Por lo que he leído, los nuevos ricos de la revolución industrial, en Inglaterra, querían imitar a la antigua nobleza y querían adornar sus caserones con trofeos de guerra de enemigos odiados y admirados, en este caso trofeos españoles, para presumir así de algún antepasado que estuviera en acciones militares.

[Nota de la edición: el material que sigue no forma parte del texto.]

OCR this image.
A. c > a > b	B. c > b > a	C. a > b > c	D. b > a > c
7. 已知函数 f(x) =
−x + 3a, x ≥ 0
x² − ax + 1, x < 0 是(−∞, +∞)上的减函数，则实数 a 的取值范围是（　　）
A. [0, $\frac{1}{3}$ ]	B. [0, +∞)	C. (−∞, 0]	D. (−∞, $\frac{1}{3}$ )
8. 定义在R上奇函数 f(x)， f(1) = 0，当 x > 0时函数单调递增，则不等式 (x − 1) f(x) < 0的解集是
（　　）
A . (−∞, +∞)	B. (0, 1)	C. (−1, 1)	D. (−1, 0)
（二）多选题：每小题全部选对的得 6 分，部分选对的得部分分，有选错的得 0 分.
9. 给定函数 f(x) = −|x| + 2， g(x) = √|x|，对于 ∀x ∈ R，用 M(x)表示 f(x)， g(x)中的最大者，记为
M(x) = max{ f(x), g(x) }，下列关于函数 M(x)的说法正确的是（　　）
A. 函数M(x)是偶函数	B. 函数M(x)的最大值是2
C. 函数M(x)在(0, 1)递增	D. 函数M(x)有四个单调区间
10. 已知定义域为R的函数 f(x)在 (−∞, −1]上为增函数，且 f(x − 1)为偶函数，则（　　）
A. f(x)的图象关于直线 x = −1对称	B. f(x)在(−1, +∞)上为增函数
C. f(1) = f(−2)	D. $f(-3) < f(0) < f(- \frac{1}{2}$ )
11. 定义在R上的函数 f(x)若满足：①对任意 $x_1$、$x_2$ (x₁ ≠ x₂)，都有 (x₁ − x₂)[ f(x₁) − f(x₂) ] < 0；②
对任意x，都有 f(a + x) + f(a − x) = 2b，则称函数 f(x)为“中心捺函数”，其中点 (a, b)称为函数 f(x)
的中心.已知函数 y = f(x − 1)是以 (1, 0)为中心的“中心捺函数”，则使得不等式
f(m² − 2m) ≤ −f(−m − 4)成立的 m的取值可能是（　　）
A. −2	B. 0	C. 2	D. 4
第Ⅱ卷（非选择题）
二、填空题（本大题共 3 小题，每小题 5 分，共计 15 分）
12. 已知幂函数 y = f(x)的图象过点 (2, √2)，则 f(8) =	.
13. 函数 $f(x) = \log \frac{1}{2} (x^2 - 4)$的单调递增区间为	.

Iban a Toledo a comprar espadas, petos , lanzas, morriones, antiguos pero dada su escasez, encargaban copias, hechas ya con técnicas del siglo XIX. También se hacían en Inglaterra. Se distingue en que están hechas con peores materiales, en general, existen a veces, la soldadura y los pliegues y trabajos no son tan cuidadosos. No abuandan las piezas de forja y de factura manual, sino más bien abunda la estamapacion, algunos remachados, más industriales y la soldadura. En el diseño tampoco son tan cuidadosos, muchas veces no guardan las proporciones que guardaban las bellas piezas originales. Pero existen copias muy buenas que con la pátina de más de 100 años pueden engañar al más pintado. Aunque estas últlimas no son tan abundantes.
Es algo parecido a lo que pasa ahora con la militaría de la IIGM, en especial la alemana. En EEUU hay mucha demanda, y en Rusia, muchos tienen todas esas piezas como botín de guerra que llevaron a casa sus padres o abuelos, otros las adquieren. Como también sabemos , dada la demanda, existen copias.